Spin-wave amplification using spin-orbit torque in ultra-thin BiYIG/Pt microscopic waveguide

In this work we report the first experimental observation of the amplification of rf-excited propagating spin-waves (SW) based on spin-orbit torque (SOT), in a 500nm wide Bi₁YIG/Pt waveguide using micro Brillouin light scattering spectroscopy.

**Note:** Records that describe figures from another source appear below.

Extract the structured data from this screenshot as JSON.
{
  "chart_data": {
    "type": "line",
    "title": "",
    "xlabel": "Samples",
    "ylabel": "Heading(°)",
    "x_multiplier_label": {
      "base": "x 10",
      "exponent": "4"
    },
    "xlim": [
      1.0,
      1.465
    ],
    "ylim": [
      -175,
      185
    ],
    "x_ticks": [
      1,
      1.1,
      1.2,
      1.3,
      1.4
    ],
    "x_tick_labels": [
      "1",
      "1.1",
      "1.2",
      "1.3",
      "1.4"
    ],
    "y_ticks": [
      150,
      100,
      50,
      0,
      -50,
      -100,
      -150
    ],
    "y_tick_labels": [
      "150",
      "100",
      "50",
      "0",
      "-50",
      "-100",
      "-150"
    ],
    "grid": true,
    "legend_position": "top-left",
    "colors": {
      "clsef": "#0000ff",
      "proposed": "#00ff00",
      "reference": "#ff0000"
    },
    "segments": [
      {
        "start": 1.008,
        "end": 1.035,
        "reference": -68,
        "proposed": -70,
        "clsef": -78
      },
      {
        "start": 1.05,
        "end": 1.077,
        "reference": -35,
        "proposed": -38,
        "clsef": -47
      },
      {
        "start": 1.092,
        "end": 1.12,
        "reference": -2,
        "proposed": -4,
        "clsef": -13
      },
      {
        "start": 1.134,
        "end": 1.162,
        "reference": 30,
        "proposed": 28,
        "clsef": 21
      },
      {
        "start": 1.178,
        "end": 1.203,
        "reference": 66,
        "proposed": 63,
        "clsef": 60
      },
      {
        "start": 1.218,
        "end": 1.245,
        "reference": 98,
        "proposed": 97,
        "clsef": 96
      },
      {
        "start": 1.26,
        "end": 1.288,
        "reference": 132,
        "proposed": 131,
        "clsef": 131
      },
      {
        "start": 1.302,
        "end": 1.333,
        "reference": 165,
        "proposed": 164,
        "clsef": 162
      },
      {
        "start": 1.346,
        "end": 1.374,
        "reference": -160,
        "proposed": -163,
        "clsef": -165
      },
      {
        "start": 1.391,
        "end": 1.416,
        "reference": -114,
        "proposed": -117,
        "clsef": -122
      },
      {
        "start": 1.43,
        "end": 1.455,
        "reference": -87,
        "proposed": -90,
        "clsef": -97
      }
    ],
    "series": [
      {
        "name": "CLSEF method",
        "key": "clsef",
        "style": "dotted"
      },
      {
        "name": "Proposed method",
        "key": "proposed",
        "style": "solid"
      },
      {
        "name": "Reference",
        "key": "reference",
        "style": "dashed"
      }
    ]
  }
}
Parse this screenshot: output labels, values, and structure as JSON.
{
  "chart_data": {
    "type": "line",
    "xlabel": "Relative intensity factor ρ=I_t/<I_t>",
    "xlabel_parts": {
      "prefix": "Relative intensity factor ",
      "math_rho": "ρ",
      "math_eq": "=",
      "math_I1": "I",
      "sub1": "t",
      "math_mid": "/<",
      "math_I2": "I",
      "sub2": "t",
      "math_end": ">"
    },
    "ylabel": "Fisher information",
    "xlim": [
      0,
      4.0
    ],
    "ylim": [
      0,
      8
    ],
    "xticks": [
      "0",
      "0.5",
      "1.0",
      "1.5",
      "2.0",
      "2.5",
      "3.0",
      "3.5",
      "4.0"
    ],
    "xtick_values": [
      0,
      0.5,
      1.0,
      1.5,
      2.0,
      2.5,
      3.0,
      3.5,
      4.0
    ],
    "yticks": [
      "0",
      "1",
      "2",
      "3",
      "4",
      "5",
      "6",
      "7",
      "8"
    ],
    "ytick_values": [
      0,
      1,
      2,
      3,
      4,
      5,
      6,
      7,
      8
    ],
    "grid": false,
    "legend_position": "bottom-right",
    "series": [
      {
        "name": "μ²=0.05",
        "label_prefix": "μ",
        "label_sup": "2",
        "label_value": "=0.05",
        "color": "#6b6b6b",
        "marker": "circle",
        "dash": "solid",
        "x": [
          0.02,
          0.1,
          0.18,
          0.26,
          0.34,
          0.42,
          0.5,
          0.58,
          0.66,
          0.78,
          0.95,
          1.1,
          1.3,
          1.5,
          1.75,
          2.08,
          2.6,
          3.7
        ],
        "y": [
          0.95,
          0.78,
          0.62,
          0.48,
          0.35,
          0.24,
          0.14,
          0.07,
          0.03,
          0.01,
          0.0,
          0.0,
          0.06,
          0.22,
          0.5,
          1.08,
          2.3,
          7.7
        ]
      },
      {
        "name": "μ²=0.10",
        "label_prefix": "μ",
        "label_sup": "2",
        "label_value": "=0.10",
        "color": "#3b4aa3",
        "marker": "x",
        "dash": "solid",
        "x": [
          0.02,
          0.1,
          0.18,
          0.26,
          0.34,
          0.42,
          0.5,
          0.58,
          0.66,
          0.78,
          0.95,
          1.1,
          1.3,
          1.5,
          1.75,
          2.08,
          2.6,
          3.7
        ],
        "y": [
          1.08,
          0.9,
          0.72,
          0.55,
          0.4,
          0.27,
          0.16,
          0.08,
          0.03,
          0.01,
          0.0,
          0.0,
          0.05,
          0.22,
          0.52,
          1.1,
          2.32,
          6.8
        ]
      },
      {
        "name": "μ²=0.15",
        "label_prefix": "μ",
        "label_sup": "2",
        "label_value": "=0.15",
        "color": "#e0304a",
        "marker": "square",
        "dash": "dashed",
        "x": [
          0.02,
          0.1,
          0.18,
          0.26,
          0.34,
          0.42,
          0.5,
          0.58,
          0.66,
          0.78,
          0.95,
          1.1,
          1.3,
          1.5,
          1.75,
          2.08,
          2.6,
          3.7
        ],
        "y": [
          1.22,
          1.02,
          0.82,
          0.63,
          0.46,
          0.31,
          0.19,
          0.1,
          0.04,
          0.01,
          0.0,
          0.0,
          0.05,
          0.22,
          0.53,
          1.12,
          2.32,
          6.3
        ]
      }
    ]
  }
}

By applying a dc current in the Pt, the effective damping is decreased due to the SOT that compensate the Gilbert damping. Once the current reaches a threshold value, the vanishing effective damping allows for the onset of the auto-oscillation (AO) regime. However, SWs strongly interact with the AO, preventing their amplification (as similarly observed in other studies). Using an rf and DC pulse scheme, we propagate rf-excited SWs before the onset of non-linearities and observe their clear amplification. Above the critical current, the SW intensity exponentially increases with the propagation distance (negative effective damping), up to a 12 µm amplification length (corresponding to a 5 time increase in intensity over 10 µm). Furthermore, we evidence the key role of the vanishing effective magnetization of the BiYIG film that suppresses the non-linear interactions that have so far prevented the amplification of propagating SWs using SOT.

This experiment sheds new light on the influence of SOT on propagating SWs and pave the way toward an efficient magnonic amplifier using DC current.